Neuenbürg, 19. Juli. Gestern nachmittag ist unser Landtagsabgeordneter, Bijouteriefabrikant Heinrich Bleyer, in Leipzig gestorben, wo er vergeblich Heilung suchte, nachdem er vorher längere Zeit in der Klinik in Tübingen und in Davos gewesen war. Bleyer, geb. 21. Nov. 1852 in Hördten bei Gernsbach, besuchte nach seiner Lehrzeit die Stuttgarter Handelsschule und bereiste nach dreijähriger Militärzeit die Schweiz und Italien, sowie Frankreich, wo er sich zu seiner Ausbildung über ein Jahr aufhielt. Er trat später in sein elterliches Geschäft in Neuenbürg, das er seit dem Tode seines Vaters 1880 leitete. Im Jan. 1889 wurde B. in heftigem Wahlkampf gegen den langjährigen früheren Abg., Stadtschultheiß Beutter in Herrenalb, mit kleiner Mehrheit in den württ. Landtag gewählt; er trat der Linken bei, war aber infolge der langandauernden Krankheit genötigt, dem größten Teil der Kammerverhandlungen fern zu bleiben. Nun ist er, wenige Tage nach dem Tode seines politischen Gegners, ebenfalls einer tückischen Krankheit erlegen.

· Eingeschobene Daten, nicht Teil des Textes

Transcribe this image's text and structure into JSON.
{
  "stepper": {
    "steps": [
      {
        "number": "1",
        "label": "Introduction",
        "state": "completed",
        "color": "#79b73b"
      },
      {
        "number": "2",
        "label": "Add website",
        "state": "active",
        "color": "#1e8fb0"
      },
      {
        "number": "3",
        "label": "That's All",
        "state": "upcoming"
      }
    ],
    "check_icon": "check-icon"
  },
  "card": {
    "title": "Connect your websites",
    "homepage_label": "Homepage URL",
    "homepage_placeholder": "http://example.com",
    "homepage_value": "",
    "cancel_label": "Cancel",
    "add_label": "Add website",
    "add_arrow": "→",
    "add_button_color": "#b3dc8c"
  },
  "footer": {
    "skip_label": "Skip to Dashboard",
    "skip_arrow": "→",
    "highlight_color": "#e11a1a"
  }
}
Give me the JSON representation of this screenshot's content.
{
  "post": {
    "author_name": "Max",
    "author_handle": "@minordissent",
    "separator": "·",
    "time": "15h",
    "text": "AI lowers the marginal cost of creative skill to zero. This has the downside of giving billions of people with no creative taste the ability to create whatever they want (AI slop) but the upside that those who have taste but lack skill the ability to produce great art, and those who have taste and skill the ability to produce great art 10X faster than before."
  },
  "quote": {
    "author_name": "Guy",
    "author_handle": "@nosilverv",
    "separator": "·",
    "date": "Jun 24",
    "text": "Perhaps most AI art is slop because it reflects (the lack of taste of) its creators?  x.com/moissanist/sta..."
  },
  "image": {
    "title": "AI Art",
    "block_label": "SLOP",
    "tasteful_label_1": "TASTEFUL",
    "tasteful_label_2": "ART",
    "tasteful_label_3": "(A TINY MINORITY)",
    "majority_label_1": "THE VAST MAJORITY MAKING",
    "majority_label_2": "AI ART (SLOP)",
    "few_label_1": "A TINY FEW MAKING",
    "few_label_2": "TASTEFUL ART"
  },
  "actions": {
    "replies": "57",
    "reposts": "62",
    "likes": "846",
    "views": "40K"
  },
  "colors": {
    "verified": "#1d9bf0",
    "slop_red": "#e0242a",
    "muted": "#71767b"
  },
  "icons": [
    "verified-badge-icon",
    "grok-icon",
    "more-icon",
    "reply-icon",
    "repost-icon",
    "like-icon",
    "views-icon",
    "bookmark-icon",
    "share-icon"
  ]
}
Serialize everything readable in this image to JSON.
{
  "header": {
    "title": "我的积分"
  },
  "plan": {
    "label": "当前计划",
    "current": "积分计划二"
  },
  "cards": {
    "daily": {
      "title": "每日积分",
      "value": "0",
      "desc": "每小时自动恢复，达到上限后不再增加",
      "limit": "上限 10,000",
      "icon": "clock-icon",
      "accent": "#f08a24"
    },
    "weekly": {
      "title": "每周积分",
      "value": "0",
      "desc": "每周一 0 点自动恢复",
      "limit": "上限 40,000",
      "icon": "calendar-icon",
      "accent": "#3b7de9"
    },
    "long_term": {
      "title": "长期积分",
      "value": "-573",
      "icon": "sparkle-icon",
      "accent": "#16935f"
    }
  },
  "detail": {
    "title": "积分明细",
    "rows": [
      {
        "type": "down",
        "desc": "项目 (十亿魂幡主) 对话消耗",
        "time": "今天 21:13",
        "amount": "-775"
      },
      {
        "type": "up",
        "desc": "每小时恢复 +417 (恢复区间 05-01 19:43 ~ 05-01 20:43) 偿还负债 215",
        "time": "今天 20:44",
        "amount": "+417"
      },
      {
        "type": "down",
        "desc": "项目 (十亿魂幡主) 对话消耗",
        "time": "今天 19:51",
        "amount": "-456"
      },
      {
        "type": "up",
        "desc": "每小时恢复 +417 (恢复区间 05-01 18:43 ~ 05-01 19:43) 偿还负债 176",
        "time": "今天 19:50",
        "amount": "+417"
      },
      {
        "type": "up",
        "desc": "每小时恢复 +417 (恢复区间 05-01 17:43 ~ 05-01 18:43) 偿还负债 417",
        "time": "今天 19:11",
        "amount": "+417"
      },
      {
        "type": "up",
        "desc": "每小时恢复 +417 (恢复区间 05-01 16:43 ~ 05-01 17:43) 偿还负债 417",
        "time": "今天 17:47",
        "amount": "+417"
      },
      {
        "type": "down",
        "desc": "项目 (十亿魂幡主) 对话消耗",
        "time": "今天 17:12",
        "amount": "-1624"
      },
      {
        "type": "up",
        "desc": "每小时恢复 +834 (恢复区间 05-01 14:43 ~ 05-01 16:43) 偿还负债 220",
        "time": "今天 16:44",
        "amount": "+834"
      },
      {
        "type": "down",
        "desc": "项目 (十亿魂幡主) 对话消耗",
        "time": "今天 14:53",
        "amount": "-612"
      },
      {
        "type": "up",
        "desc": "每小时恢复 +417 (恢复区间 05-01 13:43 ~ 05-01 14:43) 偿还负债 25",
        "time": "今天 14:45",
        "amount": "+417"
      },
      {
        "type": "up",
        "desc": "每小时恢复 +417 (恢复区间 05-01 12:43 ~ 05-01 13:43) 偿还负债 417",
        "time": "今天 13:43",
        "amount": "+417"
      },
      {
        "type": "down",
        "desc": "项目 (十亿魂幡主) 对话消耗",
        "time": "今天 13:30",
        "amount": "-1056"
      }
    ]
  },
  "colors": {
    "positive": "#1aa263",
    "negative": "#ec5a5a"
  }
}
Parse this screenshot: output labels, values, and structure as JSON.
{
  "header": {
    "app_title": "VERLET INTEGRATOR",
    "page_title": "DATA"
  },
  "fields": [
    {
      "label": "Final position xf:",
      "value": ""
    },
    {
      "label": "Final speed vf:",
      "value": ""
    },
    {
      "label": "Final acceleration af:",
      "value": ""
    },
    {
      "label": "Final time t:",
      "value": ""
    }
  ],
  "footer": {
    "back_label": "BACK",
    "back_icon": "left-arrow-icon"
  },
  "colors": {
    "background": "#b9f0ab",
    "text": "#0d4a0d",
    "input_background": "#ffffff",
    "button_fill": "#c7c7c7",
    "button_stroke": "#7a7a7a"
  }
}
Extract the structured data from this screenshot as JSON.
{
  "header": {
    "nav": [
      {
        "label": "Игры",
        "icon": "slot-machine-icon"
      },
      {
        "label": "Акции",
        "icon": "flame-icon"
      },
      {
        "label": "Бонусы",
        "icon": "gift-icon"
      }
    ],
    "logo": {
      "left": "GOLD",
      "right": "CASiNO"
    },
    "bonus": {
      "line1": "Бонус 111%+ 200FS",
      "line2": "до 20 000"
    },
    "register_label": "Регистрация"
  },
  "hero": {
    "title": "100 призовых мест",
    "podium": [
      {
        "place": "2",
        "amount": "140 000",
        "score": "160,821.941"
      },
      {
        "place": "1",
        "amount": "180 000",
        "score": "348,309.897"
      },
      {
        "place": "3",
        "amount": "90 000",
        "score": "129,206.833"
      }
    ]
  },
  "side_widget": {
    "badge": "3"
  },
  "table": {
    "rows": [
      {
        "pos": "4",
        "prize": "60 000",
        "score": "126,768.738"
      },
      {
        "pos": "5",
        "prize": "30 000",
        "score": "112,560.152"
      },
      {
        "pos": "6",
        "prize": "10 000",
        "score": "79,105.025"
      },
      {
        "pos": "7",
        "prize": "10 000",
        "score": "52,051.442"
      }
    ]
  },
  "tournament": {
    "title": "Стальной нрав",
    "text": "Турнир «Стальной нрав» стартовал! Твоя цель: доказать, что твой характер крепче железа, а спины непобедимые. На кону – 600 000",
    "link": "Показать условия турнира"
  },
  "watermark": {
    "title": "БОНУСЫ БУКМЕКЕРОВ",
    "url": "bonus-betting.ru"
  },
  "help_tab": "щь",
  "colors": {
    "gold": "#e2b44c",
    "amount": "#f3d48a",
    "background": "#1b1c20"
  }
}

Wildbad, 19. Juli. Gestern Nachm, konzertierte in den kgl. Anlagen die ganze Kapelle des
kgl. Jnf.Regts. Nr. 97 aus Saarburg unter Leitung, ihres Kapellmeisters, Pistonvirtuosen C. Lenzsch. Das Konzert war gut besucht und fand allgemeine Anerkennung. Darauf folgte gestern Abend eine Jllu- minationdes Kurplatzes mit Konzert der Kurkapelle- Wie im Vorjahre begünstigte eine sternhelle, warme Mondnacht die in jeder Beziehung gelungene Veranstaltung der kgl. Badeinspektion. Ein zahlreiches Publikum hatte sich eingefunden und der ganze Kurplatz war gedrängt voll mit bewundernden Zuschauern. Rote Papierfackeln faßten den Platz ein. Der Musik- Kiosk in der Mitte war malerisch mit bunten Glas- und Gelatinelämpchen besetzt; ebenso die Rundbogenfenster und Gesimse des Wilhelmsbades, sowie die Gesimslinien des kgl. Badhotels, letztere teilweise mit einfachen Topflämpchen. Neu waren die Gelatine- Lämpchen, die in straußartiger Anordnung auf dem Dachgesims eine reizende Wirkung hatten. Auf dem Söller des Wilhelmsbades wurde Feuerwerk abgebrannt, dessen Schlußstück ein in dreifarbigem Lichte erstrahlendes württemb. Wappen bildete.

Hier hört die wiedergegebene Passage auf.